The Long-Awaited East Side Access
Being called, America’s largest and most expensive transportation projects, one of historical proportions, the long-awaited East Side Access is well in the works.
Connecting Grand Central Station to the Long Island Rail Road (LIRR), the busiest commuter rail system in the country, via a new six-mile long tunnel, when finished, it is expected to serve 162,000 LIRR commuters every day. The $10.2 billion project, East Side Access, represents the first LIRR expansion in more than a century.
In total, the LIRR station at Grand Central will be 350,000 square feet, with two upper platforms, two lower ones, and a mezzanine. The terminal under Grand Central will have four platforms serving eight tracks over the two levels. Also being built is a retail and dining concourse.
By creating a new access point at Grand Central Station, the MTA says some commuters who work on the East Side will save up to 40 minutes on their daily commutes. They will no longer have to disembark at Penn Station on Manhattan’s West Side, only to then have to circle back east.

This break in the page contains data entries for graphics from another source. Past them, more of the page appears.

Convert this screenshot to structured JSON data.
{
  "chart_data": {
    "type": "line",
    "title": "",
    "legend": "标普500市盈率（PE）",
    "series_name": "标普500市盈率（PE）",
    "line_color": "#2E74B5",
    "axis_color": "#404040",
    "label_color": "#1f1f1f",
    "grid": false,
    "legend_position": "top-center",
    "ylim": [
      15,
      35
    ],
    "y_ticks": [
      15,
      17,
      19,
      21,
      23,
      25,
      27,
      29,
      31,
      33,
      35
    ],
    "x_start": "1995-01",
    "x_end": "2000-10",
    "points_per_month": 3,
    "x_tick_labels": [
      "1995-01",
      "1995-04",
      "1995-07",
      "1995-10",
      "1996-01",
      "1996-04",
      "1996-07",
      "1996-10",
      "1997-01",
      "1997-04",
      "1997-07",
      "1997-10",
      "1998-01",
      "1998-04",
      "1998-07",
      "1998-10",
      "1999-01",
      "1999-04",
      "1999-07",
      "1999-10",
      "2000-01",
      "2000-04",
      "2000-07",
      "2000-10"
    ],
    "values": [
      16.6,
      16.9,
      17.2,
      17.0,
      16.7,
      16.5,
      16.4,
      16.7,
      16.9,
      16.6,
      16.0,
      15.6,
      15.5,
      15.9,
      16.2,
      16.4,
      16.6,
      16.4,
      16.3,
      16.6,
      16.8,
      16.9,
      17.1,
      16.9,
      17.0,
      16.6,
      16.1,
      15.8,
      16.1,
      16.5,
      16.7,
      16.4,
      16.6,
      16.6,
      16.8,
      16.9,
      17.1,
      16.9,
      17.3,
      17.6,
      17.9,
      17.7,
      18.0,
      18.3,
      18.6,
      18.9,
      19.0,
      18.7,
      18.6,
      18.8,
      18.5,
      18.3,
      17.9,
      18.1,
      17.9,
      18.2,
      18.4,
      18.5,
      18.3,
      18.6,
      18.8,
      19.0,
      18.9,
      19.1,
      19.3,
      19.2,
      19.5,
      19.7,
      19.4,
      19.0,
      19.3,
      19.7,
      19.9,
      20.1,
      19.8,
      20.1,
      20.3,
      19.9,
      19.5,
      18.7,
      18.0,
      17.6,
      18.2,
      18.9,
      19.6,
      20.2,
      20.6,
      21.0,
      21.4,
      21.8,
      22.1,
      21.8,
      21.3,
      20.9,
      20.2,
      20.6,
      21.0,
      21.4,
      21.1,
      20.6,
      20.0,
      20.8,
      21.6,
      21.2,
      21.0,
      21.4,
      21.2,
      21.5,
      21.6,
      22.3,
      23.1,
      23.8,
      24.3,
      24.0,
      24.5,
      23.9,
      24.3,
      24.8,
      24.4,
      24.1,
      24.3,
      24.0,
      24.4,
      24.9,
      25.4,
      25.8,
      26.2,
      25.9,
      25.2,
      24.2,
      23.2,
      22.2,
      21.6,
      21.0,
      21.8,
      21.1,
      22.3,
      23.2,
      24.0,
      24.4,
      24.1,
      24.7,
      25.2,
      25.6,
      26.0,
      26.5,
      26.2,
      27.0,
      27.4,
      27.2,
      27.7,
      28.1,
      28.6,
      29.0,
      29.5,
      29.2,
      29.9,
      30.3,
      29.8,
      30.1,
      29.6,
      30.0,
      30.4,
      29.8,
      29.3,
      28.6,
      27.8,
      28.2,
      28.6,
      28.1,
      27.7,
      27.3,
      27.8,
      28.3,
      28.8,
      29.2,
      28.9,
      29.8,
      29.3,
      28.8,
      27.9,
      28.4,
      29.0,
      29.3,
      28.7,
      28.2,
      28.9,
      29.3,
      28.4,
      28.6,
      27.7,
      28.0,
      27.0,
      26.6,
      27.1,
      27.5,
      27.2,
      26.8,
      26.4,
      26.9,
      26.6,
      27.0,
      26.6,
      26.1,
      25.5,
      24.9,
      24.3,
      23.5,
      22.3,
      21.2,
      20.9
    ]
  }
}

As mentioned above, the new terminal will bring over 160,000 LIRR commuters daily from the far end of Long Island through a new Queens station in the Sunnyside neighborhood which will be linked to the 120-foot tunnel under Northern Boulevard. It will be a part of a seven-mile network of new tunnels.
The East Side Access was supposed to cost $4.3 billion when it was first proposed. That ballooned to $6.3 billion in 2006, $8.4 billion in 2012, and is now expected to cost $10.2 billion. However, the project is now on budget, and is expected to remain so until it’s opening. The target completion date is late 2022, which is over a decade later than what was anticipated. MTA officials say the delays were due to the challenges of securing funding and carting away millions of cubic yards of debris from blasting and boring through rock and mud.
At this very moment, the project is said to be about 60% completed. Construction at Grand Central has begun at one of several access points that will connect LIRR passengers with Grand Central Terminal. The construction is taking place at what was the dining and sitting area of Grand Central. From that point, it will be about a two-minute escalator ride down 180 feet to the new LIRR concourse. 2022 can’t come soon enough!